In Yunnan province, which borders Burma, Thailand, and Laos, we’re staying in a traditional old Chinese home in a quaint old cobblestone town called Lijiang. I’ve finally become accustomed to everyone constantly hocking loogies, although it irked me at first: these big yellow hawkers all over the place, like dog terds in a city without curbing laws. But now I am embracing the cultural oddity, and I hock loogies too, unashamedly and everywhere, even on Lijiang’s beautiful cobblestone streets.
Finally recovered from that bout with swine flu, Claire and I took a bus/taxi out to Jade Dragon Snow Mountain and rode a gondola up about 4,680 meters, 100 meters below the peak of the mountian. That’s higher than any peak in the continental US, by the way. We were a bit short of breath in the high elevation, but we skipped the mini oxygen tanks that the Chinese tourists were all grasping. The view was incredible. It was like living in greyscale up there.
Overall, Yunan is great — better quality dumplings, clean air, historical sites, beautiful scenery — while I found Beijing and Shanghai to be huge, depressing, polluted, crowded, and lacking in edible options.

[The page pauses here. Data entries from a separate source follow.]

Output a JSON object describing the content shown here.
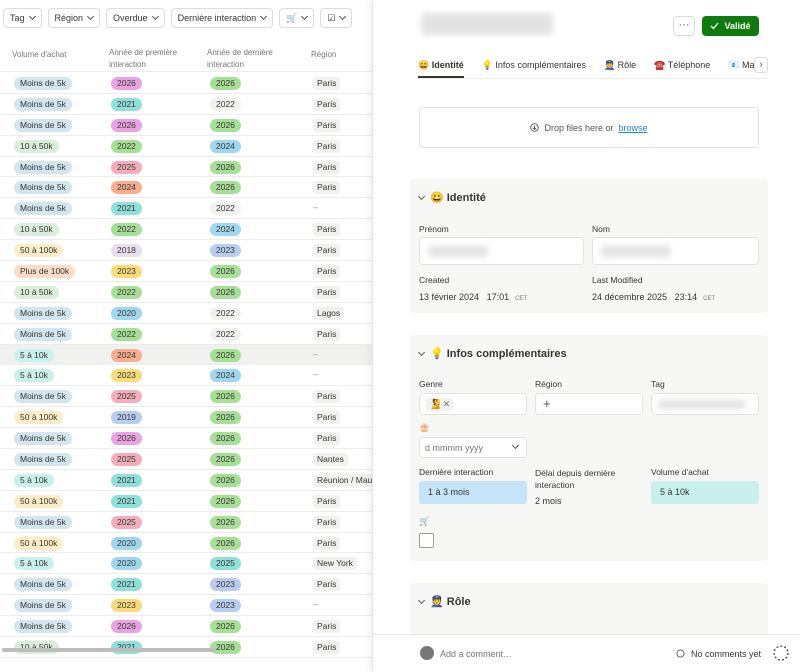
{
  "filters": [
    "Tag",
    "Région",
    "Overdue",
    "Dernière interaction",
    "🛒",
    "☑"
  ],
  "columns": [
    "Volume d'achat",
    "Année de première interaction",
    "Année de dernière interaction",
    "Région"
  ],
  "rows": [
    {
      "volume": "Moins de 5k",
      "first": "2026",
      "last": "2026",
      "region": "Paris"
    },
    {
      "volume": "Moins de 5k",
      "first": "2021",
      "last": "2022",
      "region": "Paris"
    },
    {
      "volume": "Moins de 5k",
      "first": "2026",
      "last": "2026",
      "region": "Paris"
    },
    {
      "volume": "10 à 50k",
      "first": "2022",
      "last": "2024",
      "region": "Paris"
    },
    {
      "volume": "Moins de 5k",
      "first": "2025",
      "last": "2026",
      "region": "Paris"
    },
    {
      "volume": "Moins de 5k",
      "first": "2024",
      "last": "2026",
      "region": "Paris"
    },
    {
      "volume": "Moins de 5k",
      "first": "2021",
      "last": "2022",
      "region": "–"
    },
    {
      "volume": "10 à 50k",
      "first": "2022",
      "last": "2024",
      "region": "Paris"
    },
    {
      "volume": "50 à 100k",
      "first": "2018",
      "last": "2023",
      "region": "Paris"
    },
    {
      "volume": "Plus de 100k",
      "first": "2023",
      "last": "2026",
      "region": "Paris"
    },
    {
      "volume": "10 à 50k",
      "first": "2022",
      "last": "2026",
      "region": "Paris"
    },
    {
      "volume": "Moins de 5k",
      "first": "2020",
      "last": "2022",
      "region": "Lagos"
    },
    {
      "volume": "Moins de 5k",
      "first": "2022",
      "last": "2022",
      "region": "Paris"
    },
    {
      "volume": "5 à 10k",
      "first": "2024",
      "last": "2026",
      "region": "–"
    },
    {
      "volume": "5 à 10k",
      "first": "2023",
      "last": "2024",
      "region": "–"
    },
    {
      "volume": "Moins de 5k",
      "first": "2025",
      "last": "2026",
      "region": "Paris"
    },
    {
      "volume": "50 à 100k",
      "first": "2019",
      "last": "2026",
      "region": "Paris"
    },
    {
      "volume": "Moins de 5k",
      "first": "2026",
      "last": "2026",
      "region": "Paris"
    },
    {
      "volume": "Moins de 5k",
      "first": "2025",
      "last": "2026",
      "region": "Nantes"
    },
    {
      "volume": "5 à 10k",
      "first": "2021",
      "last": "2026",
      "region": "Réunion / Mau"
    },
    {
      "volume": "50 à 100k",
      "first": "2021",
      "last": "2026",
      "region": "Paris"
    },
    {
      "volume": "Moins de 5k",
      "first": "2025",
      "last": "2026",
      "region": "Paris"
    },
    {
      "volume": "50 à 100k",
      "first": "2020",
      "last": "2026",
      "region": "Paris"
    },
    {
      "volume": "5 à 10k",
      "first": "2020",
      "last": "2025",
      "region": "New York"
    },
    {
      "volume": "Moins de 5k",
      "first": "2021",
      "last": "2023",
      "region": "Paris"
    },
    {
      "volume": "Moins de 5k",
      "first": "2023",
      "last": "2023",
      "region": "–"
    },
    {
      "volume": "Moins de 5k",
      "first": "2026",
      "last": "2026",
      "region": "Paris"
    },
    {
      "volume": "10 à 50k",
      "first": "2021",
      "last": "2026",
      "region": "Paris"
    }
  ],
  "colors": {
    "volume": {
      "Moins de 5k": "#d3e5ef",
      "10 à 50k": "#dbeddb",
      "50 à 100k": "#fdecc8",
      "Plus de 100k": "#fadec9",
      "5 à 10k": "#c9f0ec"
    },
    "year": {
      "2018": "#e8deee",
      "2019": "#b9cdf2",
      "2020": "#9fd6f0",
      "2021": "#8fe0da",
      "2022": "#a6df98",
      "2023": "#f8dc7c",
      "2024": "#f6ae8f",
      "2025": "#f4aebb",
      "2026": "#e9a2e2"
    },
    "last_year": {
      "2022": "#f1f1ef",
      "2023": "#b9cdf2",
      "2024": "#9fd6f0",
      "2025": "#8fe0da",
      "2026": "#a6df98"
    },
    "accent": "#0f7b0f",
    "link": "#2383e2"
  },
  "panel": {
    "more": "···",
    "valide": "Validé",
    "tabs": [
      "😀 Identité",
      "💡 Infos complémentaires",
      "👮 Rôle",
      "☎️ Téléphone",
      "📧 Mail"
    ],
    "drop_text": "Drop files here or",
    "drop_link": "browse",
    "identite": {
      "title": "😀 Identité",
      "prenom": "Prénom",
      "nom": "Nom",
      "created": "Created",
      "created_date": "13 février 2024",
      "created_time": "17:01",
      "created_tz": "CET",
      "modified": "Last Modified",
      "modified_date": "24 décembre 2025",
      "modified_time": "23:14",
      "modified_tz": "CET"
    },
    "infos": {
      "title": "💡 Infos complémentaires",
      "genre": "Genre",
      "genre_value": "🧏",
      "region": "Région",
      "tag": "Tag",
      "birthday_icon": "🎂",
      "date_placeholder": "d mmmm yyyy",
      "derniere": "Dernière interaction",
      "derniere_value": "1 à 3 mois",
      "delai": "Délai depuis dernière interaction",
      "delai_value": "2 mois",
      "volume": "Volume d'achat",
      "volume_value": "5 à 10k",
      "cart_icon": "🛒"
    },
    "role": {
      "title": "👮 Rôle"
    },
    "comment_placeholder": "Add a comment…",
    "no_comments": "No comments yet"
  }
}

But there is a major similarity between the two regions: After two weeks traveling in China, I’ve come to the realization that Chinese people in general can not fathom that some people actually don’t speak Chinese. They’re kind of like Americans, in that sense. Perhaps this is understandable, as these 1 billion Chinese speak the most widely spoken language on Earth. Yet they just keep talking Chinese to me, a white guy with a confused face, and I keep repeating I don’t speak Chinese, in my white guy language.